After Drew Doughty assaulted Burns’s defensive game in March, I wrote extensively about the things that Burns does well defensively. He did a lot of those same things in Game 1.
Obviously, his defensive highlight was cutting Tyson Barrie (4) off on a third period 2-on-1:
Burns's overaggressiveness on defense can make him look really bad, but on other hand, it often surprises people too, like how he took away Barrie's options on that 2-on-1 with MacKinnon— Sheng Peng (@Sheng_Peng) April 27, 2019
But Burns’s aggressiveness, length, surprisingly quick stick and mobility were on full display in quieter moments:
Burns ripped the puck away from Tyson Jost (17) with a quick stick.
At the blueline, Burns’s length and mobility closed on Erik Johnson (6) so quickly, Johnson had no option but to backhand a weak dump-in.
Of course, you can’t forget about the offense. Burns exploded for four points in Game 1.
“The great thing about him is he’s taking what they’ve been giving him,” DeBoer pointed out. “In the Vegas series, they stood beside him, so he checked the offensive side of his game. But if they’re going to give him room, he’s going to create offense.”
Gambrell makes his playoff debut
Dylan Gambrell found out that he’d be making his NHL playoff debut on Thursday.

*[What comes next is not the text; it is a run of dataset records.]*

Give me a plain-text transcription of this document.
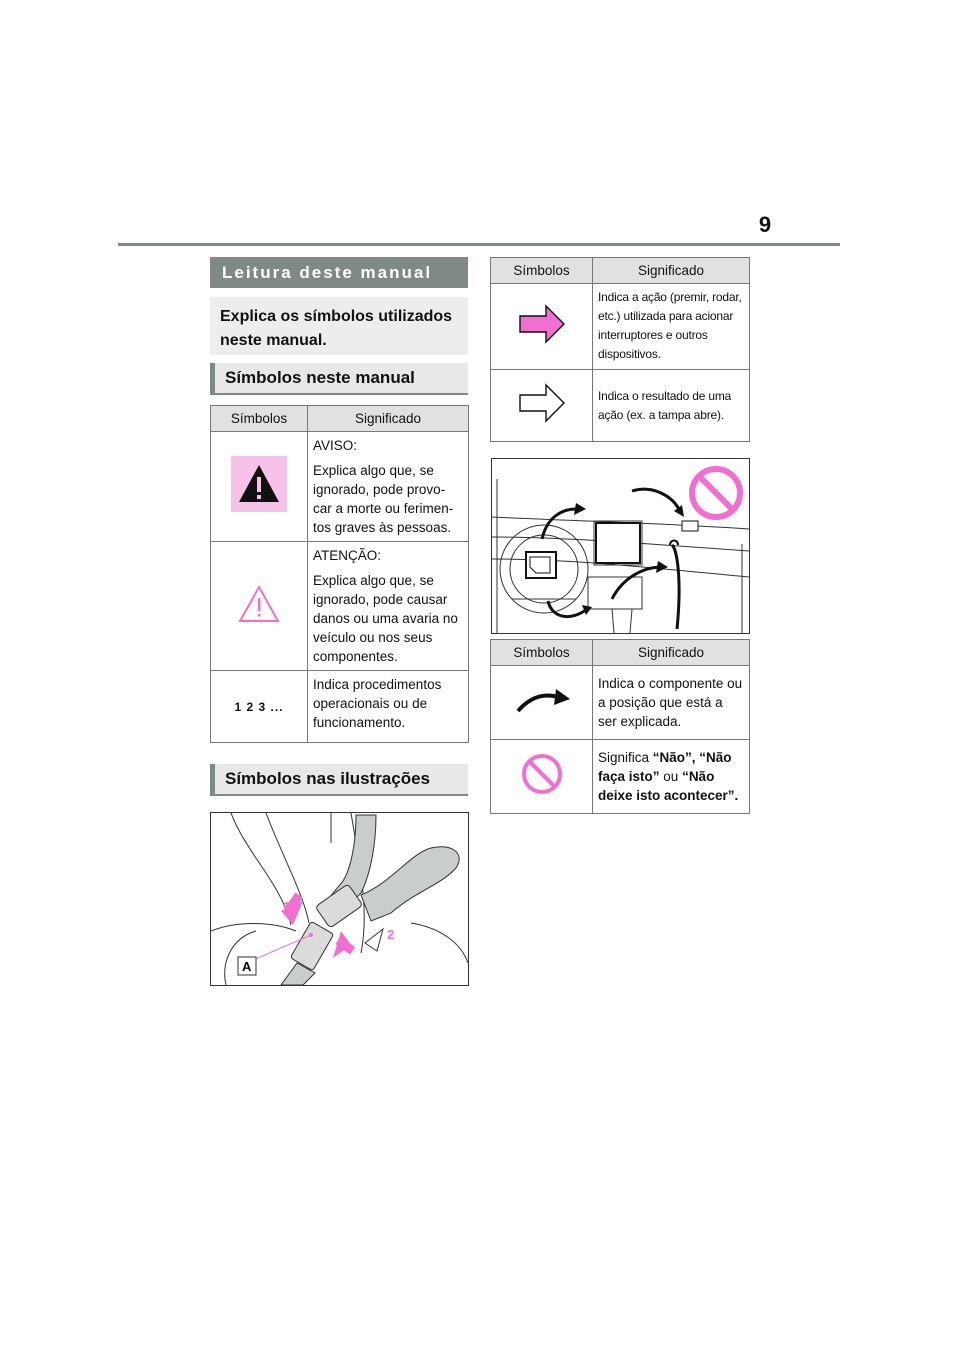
9
Leitura deste manual
Explica os símbolos utilizados neste manual.
Símbolos neste manual
Símbolos	Significado

AVISO:
Explica algo que, se ignorado, pode provo-car a morte ou ferimen-tos graves às pessoas.

ATENÇÃO:
Explica algo que, se ignorado, pode causar danos ou uma avaria no veículo ou nos seus componentes.

1 2 3 ...	Indica procedimentos operacionais ou de funcionamento.
Símbolos nas ilustrações
1
2
A
Símbolos	Significado
	Indica a ação (premir, rodar, etc.) utilizada para acionar interruptores e outros dispositivos.
	Indica o resultado de uma ação (ex. a tampa abre).
Símbolos	Significado
	Indica o componente ou a posição que está a ser explicada.
	Significa “Não”, “Não faça isto” ou “Não deixe isto acontecer”.
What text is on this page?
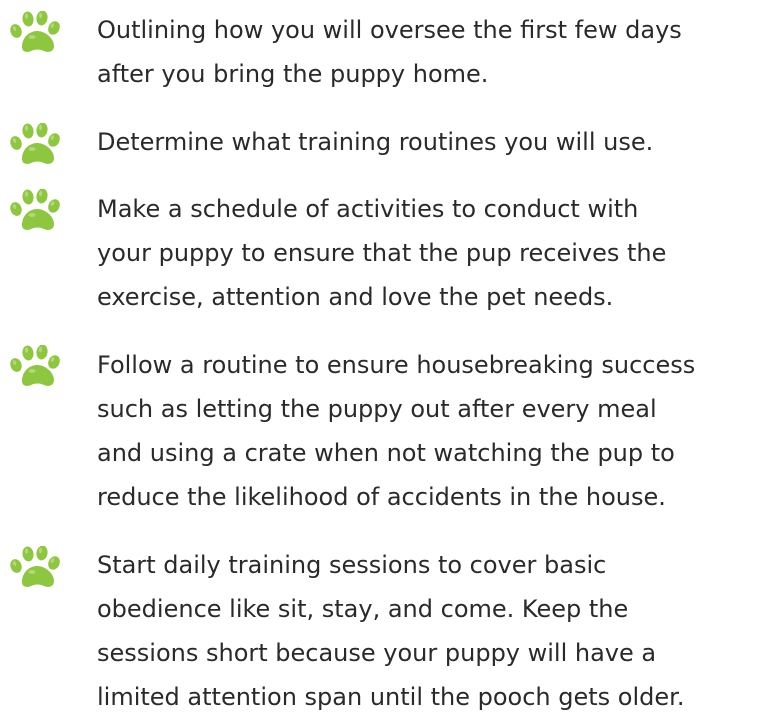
Outlining how you will oversee the first few days
after you bring the puppy home.
Determine what training routines you will use.
Make a schedule of activities to conduct with
your puppy to ensure that the pup receives the
exercise, attention and love the pet needs.
Follow a routine to ensure housebreaking success
such as letting the puppy out after every meal
and using a crate when not watching the pup to
reduce the likelihood of accidents in the house.
Start daily training sessions to cover basic
obedience like sit, stay, and come. Keep the
sessions short because your puppy will have a
limited attention span until the pooch gets older.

Who was the first person that he told?
“It was Dad, he was just excited,” Gambrell revealed. “He had a few people over at the house to watch the game.”
While it wasn’t a banner post-season debut — Gambrell took a minor penalty and sat for all of the third period — it should be a springboard for future success.
“I think I got all the nerves out in that game,” said Gambrell.
One area of emphasis this season for the young center has been faceoffs.
In February, Gambrell mentioned: “We work on it a lot. Kind of little things, little tricks.
“It’s mostly being hard, looking at the puck more. I had a habit of trying to time it perfectly when it would hit the ice. Now, just stare at the puck when the ref has it.”
Gambrell also talked about using his body more on the draw, not that different from getting in on the forecheck first: “Take over the circle. The quicker I can get in there, the better chance I have of winning it.”
I also asked the Washington native what the Seattle expansion team should be named. He favored the Sockeyes or the Rainiers.
How about the Kraken?
“We’ll see what happens,” smiled Gambrell.